1. Get Specific
Nothing can spell out BORING quicker than bland claims that really say nothing. "My clients make more money!" is a perfect example of poor copy that could use a little life. What happens when you change it to, "My clients increased their sales by 23.5% in the first 30 days!" Now that is kicking! It's specific and exciting.
Be sure that your claims sound believable, no matter how unbelievable they are. People are skeptical of "too good to be true" claims. It's better to tone it down, and let them be surprised when it exceeds their expectation.
2. Keep It Short and Sweet
Long paragraphs and complex sentences look too much like work to read. Yeah, readers get bored quickly and easily. Chop it up, and break it up. Don't use paragraphs of more than 7 lines or sentences longer that 18 words. Find ways to shorten it up, and you'll keep the readers attention.

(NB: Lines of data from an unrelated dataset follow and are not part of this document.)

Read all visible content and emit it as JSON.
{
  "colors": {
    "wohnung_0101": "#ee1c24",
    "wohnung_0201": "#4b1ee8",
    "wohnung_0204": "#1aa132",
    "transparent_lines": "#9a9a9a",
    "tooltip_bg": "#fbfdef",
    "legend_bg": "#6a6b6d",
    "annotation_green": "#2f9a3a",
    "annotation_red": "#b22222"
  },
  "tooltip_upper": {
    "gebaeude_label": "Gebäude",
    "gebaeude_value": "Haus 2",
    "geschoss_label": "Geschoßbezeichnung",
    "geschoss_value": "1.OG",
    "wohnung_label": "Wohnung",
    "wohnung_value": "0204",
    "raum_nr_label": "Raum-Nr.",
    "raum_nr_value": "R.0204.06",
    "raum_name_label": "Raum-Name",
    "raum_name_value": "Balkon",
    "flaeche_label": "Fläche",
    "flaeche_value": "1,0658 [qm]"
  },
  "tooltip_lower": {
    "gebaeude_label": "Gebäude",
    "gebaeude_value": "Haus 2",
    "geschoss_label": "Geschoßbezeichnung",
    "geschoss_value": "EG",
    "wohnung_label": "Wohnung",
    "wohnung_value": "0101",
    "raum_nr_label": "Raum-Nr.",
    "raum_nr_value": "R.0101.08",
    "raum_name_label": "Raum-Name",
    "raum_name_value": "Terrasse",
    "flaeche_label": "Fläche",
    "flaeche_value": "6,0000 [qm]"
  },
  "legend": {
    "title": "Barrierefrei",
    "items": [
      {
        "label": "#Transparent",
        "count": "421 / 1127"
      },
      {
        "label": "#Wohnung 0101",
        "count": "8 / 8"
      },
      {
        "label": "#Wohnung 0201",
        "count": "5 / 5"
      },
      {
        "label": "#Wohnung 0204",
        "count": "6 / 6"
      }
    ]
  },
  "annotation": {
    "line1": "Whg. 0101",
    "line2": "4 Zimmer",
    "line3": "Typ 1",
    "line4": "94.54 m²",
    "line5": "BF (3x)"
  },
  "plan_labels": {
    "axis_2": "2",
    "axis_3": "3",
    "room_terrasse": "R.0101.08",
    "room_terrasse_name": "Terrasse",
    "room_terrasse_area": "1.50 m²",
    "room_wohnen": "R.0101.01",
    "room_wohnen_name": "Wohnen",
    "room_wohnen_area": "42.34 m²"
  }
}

How many long words are in your copy? Replace them with short common words to create a reader-friendly appeal. Let your copy speak to them in the language they are used to hearing. Well, if your readers don't like to spend a lot of time reading... it pays to choose your words carefully.
3. Keep it Active
Eliminate dull passive phrases. They do little, except bore the heck out of your readers. Dig them out and replace them highly active words that will motivate the reader to get up out of his easy chair and DO something.
The call to action is the most important part of any advertisment. Call, subscribe, join, order, buy... make them hear the call loud enough that they do something - NOW.
4. Skip the Humor
In the right place, and at the right time, humor is an effective tool. Written sales copy just isn't it. Ads are short, concise and to the point. Humor tends to get in the way and distract.
Real life stories captivate readers. They relate to them. The human interest of these stories draws the reader into the message, whereas humor distracts them for the point.
5. Us A Powerful P.S.
A P.S. can be a powerful way to emphasize your product, highlight the points of benefit, or dramatize effects of the purchase. It's the perfect way to summarize your page.
The P.S. is most powerful on Web pages. Surfers often read the headlines and skim to the P.S. where they look to get an idea of what's on the page, and if it's worth their time to read it. Put some effort into making your P.S. captivating.